Sunday, October 15, 2006

trials and temptations

today was a such a relaxing day, I believe that God has finally delivered me from the valley that I have been going through. I have been praying about "stuff" in my life that I found was so deep rooted in my life I didn't know that they even existed. The Holy Spirit revealed them to me and the battle was on, it was me against my knowledge of God. I tried everything to hold on to what I knew was wrong, but knowing that it was wrong was what kept me fighting. There are things that I just cant explain but when you get up at 2 am or 3 am night after night after night because you are in a mental battle that you cant fight on your strength and you call out to God with doubt in your mind saying a prayer that you only half mean drives you to utter brokenness. That is the time that you finally call out to God in a humble, broken, submissive spirit and call out to God, "not my will but Yours be done" and mean it with everything in you. God has taken me and broken me and rebuilt me and wow what a feeling. I have been open to the realization that there is far more out there that God wants us to experience, but because of us as people we will not until we find God, and not just God, but the "I Am that I Am" God.

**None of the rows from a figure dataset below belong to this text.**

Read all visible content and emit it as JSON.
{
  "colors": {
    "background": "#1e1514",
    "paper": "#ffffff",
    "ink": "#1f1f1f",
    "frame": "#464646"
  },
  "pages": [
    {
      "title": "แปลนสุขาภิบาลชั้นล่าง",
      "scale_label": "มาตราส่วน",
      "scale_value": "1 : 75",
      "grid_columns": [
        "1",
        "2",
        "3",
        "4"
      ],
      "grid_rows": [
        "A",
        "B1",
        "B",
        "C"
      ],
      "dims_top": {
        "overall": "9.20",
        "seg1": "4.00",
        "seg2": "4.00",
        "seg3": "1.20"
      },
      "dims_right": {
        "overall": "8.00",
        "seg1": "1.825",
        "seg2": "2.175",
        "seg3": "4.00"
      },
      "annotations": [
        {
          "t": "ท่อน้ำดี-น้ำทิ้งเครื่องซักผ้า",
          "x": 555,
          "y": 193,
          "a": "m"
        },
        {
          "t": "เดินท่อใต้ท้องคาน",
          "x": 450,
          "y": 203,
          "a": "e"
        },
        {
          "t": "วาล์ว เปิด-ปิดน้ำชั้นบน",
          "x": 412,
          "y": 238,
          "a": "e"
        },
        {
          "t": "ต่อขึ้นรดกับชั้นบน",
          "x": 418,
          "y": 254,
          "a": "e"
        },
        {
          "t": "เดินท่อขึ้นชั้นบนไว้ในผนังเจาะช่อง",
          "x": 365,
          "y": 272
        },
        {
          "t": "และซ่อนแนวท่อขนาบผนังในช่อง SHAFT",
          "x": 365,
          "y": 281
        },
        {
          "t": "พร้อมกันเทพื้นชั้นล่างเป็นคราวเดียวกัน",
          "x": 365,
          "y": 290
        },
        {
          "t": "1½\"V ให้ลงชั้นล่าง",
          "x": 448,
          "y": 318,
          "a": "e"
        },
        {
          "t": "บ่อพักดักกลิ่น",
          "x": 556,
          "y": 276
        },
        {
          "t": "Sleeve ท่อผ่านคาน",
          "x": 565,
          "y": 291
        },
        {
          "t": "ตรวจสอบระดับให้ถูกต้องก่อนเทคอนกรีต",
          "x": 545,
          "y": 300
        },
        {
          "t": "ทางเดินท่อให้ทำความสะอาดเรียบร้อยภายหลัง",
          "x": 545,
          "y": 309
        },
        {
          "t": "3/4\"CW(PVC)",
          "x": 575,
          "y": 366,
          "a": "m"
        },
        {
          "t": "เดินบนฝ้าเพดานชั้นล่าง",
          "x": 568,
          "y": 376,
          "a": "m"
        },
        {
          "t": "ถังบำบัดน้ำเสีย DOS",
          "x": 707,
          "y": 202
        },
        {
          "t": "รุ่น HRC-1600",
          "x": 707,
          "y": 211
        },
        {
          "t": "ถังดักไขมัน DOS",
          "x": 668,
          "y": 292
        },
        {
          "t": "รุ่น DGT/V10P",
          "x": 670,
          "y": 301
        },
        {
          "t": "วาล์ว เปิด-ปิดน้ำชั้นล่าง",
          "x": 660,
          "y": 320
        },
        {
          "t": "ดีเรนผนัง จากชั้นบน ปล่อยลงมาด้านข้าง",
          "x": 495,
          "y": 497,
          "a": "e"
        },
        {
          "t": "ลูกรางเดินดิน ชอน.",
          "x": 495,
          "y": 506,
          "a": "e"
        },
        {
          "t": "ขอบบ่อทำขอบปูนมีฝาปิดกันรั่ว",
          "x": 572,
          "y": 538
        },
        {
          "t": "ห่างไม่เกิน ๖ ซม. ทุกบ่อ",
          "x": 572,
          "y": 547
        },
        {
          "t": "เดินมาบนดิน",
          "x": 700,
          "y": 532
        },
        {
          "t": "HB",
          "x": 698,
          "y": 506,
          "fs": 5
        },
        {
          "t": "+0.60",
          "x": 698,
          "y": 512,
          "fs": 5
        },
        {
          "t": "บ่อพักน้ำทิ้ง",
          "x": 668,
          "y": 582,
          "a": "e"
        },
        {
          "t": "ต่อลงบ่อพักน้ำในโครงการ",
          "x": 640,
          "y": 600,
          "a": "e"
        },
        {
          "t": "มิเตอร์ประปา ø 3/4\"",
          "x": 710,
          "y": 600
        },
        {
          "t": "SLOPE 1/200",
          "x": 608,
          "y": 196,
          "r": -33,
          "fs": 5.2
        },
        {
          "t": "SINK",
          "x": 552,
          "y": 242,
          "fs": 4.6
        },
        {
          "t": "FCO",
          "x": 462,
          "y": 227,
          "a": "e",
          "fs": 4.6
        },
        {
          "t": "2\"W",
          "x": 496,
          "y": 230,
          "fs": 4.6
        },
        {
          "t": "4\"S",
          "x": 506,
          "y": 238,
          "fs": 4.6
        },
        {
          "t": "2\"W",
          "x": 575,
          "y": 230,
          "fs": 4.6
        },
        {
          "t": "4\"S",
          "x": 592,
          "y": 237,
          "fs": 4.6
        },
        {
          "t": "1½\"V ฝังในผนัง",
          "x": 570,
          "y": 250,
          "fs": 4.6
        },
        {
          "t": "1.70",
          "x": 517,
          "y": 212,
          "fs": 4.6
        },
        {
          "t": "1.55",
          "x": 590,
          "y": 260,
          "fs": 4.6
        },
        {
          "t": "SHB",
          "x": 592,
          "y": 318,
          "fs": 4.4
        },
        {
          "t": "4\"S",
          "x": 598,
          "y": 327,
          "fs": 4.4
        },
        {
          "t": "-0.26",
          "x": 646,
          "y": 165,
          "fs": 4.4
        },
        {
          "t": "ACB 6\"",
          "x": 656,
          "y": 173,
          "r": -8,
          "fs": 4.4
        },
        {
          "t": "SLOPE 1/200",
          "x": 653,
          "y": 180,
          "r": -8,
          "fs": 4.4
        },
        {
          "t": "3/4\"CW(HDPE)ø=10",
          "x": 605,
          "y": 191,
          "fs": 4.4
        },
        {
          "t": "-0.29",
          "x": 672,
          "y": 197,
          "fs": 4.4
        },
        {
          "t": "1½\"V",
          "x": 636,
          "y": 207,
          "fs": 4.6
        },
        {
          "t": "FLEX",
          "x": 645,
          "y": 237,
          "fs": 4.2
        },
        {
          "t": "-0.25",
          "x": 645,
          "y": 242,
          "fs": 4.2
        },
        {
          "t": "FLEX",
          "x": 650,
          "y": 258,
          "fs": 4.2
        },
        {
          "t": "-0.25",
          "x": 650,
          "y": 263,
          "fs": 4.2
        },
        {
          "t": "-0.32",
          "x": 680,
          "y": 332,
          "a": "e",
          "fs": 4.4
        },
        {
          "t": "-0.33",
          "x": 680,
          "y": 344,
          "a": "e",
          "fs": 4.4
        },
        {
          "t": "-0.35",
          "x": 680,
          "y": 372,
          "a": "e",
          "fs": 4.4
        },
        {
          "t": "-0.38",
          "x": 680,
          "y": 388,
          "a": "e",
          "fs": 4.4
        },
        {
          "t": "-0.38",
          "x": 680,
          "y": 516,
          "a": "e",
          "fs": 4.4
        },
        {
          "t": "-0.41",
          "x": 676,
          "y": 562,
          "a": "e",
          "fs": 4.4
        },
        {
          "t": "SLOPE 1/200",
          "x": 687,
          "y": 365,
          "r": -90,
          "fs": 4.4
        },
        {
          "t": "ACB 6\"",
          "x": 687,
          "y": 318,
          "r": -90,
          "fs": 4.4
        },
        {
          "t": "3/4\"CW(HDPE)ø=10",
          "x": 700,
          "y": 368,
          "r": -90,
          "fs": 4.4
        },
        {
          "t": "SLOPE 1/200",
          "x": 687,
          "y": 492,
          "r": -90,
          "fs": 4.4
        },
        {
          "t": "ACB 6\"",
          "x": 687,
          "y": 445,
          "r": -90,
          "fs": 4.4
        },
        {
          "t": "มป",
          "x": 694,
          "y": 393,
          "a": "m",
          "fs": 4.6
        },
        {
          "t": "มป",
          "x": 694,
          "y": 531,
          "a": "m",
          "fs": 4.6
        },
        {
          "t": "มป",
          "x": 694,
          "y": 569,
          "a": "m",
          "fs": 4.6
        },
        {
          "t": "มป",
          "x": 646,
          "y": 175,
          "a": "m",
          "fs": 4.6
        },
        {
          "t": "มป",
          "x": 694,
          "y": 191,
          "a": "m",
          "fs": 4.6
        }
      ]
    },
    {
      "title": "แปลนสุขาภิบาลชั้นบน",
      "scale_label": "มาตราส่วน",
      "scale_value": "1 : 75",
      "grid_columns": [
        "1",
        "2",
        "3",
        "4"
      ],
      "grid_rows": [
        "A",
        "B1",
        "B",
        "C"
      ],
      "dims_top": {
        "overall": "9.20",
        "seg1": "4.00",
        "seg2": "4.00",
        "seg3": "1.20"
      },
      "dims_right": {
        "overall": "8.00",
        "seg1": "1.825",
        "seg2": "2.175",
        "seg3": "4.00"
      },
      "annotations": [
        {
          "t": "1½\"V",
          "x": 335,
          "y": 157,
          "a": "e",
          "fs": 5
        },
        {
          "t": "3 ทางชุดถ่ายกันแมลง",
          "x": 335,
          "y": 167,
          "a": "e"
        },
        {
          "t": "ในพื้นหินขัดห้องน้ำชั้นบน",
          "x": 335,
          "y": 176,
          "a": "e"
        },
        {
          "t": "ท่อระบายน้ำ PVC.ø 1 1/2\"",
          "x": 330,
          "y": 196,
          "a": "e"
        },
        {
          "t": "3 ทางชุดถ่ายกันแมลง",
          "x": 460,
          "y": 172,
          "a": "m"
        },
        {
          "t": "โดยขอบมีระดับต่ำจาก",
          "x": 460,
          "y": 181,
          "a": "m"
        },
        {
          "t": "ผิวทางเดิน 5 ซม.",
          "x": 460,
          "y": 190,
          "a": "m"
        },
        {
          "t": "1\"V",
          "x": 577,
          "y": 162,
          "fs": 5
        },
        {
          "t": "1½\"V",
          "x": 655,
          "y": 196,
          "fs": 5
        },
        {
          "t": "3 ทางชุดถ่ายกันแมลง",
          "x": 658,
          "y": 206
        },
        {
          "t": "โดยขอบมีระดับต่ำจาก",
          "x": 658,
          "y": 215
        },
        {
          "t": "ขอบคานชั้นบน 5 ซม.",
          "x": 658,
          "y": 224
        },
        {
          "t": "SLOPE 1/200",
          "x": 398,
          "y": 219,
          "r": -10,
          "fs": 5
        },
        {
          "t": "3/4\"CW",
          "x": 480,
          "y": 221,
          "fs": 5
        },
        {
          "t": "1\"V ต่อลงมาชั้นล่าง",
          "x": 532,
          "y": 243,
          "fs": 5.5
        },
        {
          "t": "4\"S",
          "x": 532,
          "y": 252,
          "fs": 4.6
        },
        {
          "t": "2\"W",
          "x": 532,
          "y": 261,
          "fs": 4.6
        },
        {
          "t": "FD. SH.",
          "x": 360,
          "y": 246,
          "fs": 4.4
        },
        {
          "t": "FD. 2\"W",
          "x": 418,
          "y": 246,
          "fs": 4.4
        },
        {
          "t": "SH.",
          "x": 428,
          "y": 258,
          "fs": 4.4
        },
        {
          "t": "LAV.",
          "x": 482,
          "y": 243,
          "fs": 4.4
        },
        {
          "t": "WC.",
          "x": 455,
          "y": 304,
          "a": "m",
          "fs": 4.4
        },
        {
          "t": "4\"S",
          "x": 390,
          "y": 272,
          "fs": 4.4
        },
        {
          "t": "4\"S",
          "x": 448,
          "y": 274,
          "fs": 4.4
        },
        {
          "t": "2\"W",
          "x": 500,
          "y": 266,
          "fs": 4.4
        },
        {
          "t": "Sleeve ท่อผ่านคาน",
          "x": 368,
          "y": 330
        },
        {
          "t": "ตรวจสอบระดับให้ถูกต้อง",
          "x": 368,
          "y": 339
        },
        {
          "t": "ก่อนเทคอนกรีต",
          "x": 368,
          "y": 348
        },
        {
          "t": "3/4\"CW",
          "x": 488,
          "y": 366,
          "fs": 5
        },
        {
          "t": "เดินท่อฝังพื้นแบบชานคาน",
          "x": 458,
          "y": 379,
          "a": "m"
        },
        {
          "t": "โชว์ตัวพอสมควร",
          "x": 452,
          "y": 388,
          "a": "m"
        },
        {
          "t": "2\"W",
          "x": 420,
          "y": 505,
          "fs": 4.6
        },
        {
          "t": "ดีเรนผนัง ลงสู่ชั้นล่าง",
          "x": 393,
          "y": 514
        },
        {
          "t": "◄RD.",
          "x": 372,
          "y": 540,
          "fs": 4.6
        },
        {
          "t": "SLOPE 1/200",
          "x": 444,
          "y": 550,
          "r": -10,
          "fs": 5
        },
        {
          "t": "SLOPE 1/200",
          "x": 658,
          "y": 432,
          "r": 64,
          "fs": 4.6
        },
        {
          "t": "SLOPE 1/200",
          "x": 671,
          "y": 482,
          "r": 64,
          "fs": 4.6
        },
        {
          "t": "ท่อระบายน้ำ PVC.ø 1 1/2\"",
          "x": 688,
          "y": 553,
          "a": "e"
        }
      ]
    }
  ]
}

I thank the Lord for revealing this to me this early in the game. I did not go through this for me, so if anyone needs to talk about this with me feel free to call me or e-mail me because I have finally found the God that wants to deliver, the same God that was killed by His creation, for His creation out of pure love. I thank you all for praying for me as Mandy and I are undergoing this life changing schooling, and missions preparations.
PS. We are currently looking at the country list possibilities so please pray for us as we try and figure out what country we are going to spend the next couple years of our lives in.